O secretário de Estado Adjunto e da Educação (SEAE), Dr. João Costa, é um hábil jongleur de mots. Há cinco anos veio dizer-nos que o sucesso escolar não tinha dono. Que os excelentes resultados obtidos pelos alunos nos testes internacionais PISA e TIMSS, em 2015, foram uma vitória de todos. Esta tese, nada inocente, teve como efeito óbvio desvalorizar o trabalho do ministro da Educação da altura, Nuno Crato, de cujas políticas era feroz crítico.
Em 2020 foram publicados os resultados do TIMSS, realizado em 2019 por alunos escolarizados durante o mandato do Governo do PS, no qual o Dr. João Costa tinha desempenhado funções de Secretário de Estado da Educação.

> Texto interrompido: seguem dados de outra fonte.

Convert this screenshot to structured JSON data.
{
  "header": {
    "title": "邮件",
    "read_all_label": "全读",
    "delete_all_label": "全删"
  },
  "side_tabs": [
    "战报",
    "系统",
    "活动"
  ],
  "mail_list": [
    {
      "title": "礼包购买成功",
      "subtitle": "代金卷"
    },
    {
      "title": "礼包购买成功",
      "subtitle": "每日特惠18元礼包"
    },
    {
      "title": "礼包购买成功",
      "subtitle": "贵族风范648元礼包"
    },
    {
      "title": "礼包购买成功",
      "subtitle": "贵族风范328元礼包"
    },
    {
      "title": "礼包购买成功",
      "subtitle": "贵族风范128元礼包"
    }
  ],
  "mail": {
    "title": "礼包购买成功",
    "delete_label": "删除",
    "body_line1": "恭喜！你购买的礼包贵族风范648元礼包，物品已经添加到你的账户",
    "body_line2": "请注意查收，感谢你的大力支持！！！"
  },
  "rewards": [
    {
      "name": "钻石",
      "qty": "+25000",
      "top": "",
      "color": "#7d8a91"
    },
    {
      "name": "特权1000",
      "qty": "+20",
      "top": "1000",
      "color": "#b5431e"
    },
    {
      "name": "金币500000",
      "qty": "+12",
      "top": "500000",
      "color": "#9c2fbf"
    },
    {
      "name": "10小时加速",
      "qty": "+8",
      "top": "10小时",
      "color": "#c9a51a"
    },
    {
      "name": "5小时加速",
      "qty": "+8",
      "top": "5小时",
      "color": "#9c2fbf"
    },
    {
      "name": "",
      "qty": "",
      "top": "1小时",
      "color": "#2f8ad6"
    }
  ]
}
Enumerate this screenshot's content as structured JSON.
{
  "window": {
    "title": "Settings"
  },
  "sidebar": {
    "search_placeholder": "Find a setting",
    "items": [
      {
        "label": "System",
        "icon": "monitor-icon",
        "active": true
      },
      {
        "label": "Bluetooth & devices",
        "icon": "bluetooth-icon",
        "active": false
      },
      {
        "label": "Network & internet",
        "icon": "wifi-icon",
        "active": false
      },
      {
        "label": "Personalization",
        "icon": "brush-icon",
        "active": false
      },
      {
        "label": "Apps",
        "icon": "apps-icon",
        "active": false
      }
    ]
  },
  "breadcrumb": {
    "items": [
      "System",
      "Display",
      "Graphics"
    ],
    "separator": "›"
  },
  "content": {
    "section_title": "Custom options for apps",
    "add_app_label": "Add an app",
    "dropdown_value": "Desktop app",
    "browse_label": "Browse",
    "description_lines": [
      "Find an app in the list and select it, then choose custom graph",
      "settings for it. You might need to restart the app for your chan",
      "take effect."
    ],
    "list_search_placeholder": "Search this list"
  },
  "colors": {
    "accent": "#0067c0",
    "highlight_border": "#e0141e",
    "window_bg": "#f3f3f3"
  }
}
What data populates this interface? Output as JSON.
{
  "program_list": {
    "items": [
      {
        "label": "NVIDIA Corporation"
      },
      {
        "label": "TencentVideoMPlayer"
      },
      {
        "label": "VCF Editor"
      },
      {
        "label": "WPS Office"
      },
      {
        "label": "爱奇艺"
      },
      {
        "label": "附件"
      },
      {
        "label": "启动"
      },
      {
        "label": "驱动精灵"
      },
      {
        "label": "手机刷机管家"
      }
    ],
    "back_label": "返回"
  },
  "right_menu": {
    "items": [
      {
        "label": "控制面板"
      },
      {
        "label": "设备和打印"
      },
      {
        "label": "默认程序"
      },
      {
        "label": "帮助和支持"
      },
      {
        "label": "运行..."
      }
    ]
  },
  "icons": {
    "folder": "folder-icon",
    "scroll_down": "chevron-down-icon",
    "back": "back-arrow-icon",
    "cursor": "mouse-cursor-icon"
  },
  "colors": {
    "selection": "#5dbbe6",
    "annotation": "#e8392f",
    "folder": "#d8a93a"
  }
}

Os resultados foram medíocres e bastante piores que em 2015, o que não foi surpresa para muitos que viram com ceticismo as medidas de política educativa tomadas a partir de finais de 2015, de que destaco o modelo integrado de avaliação dos alunos do ensino básico, a eliminação das provas finais dos 4.º e 6.º anos e a revisão curricular encetada em 2017. Os primeiros sinais de que os resultados iriam piorar surgiram logo em 2018, com o PISA.
Agora, perante os fracos resultados no TIMSS, esperava-se que o SEAE e o próprio ministro da Educação fossem capazes de identificar e apresentar, às escolas e ao país, as causas, uma que fosse, para que se pudesse compreender tal descalabro.
Mas não foi isso que aconteceu. As primeiras palavras que o SEAE proferiu, para além de deselegantes, foram injustas e descabidas: não só não assumiu qualquer responsabilidade pelos resultados como foi lesto a sacudir a água do capote e a apontar culpas a Nuno Crato, que nada teve a ver com a escolarização dos alunos que realizaram o TIMSS-2019.
E a segunda oportunidade também foi desperdiçada. Num artigo no jornal PÚBLICO, o SEAE, referindo-se aos resultados no TIMSS, apresentou sete factos que nada justificam nem nada explicam. Nenhum deles aponta para as causas do insucesso e alguns não são mais que louvaminhas ao trabalho que o Ministério da Educação está a desenvolver – com o fervoroso apoio de alguns especialistas em Educação, diga-se – e que o TIMSS, cruamente, veio colocar à vista de todos.
Mas então, que nos dizem os resultados do TIMSS 2019? Que caminhos de análise nos abrem?
Dizem-nos que os alunos portugueses que frequentavam o 4.º ano em 2019 obtiveram resultados francamente piores que os obtidos pelos alunos do 4.º ano em 2015.
Dizem-nos que os alunos que frequentaram o 1.º ciclo entre 2011/2015 estavam mais bem preparados ou, utilizando a atual terminologia educativa, aprenderam mais que os alunos que frequentaram o 1.º ciclo entre 2015/2019. Dizem-nos, com meridiana nitidez, que o “sistema educativo” relaxou e perdeu em exigência.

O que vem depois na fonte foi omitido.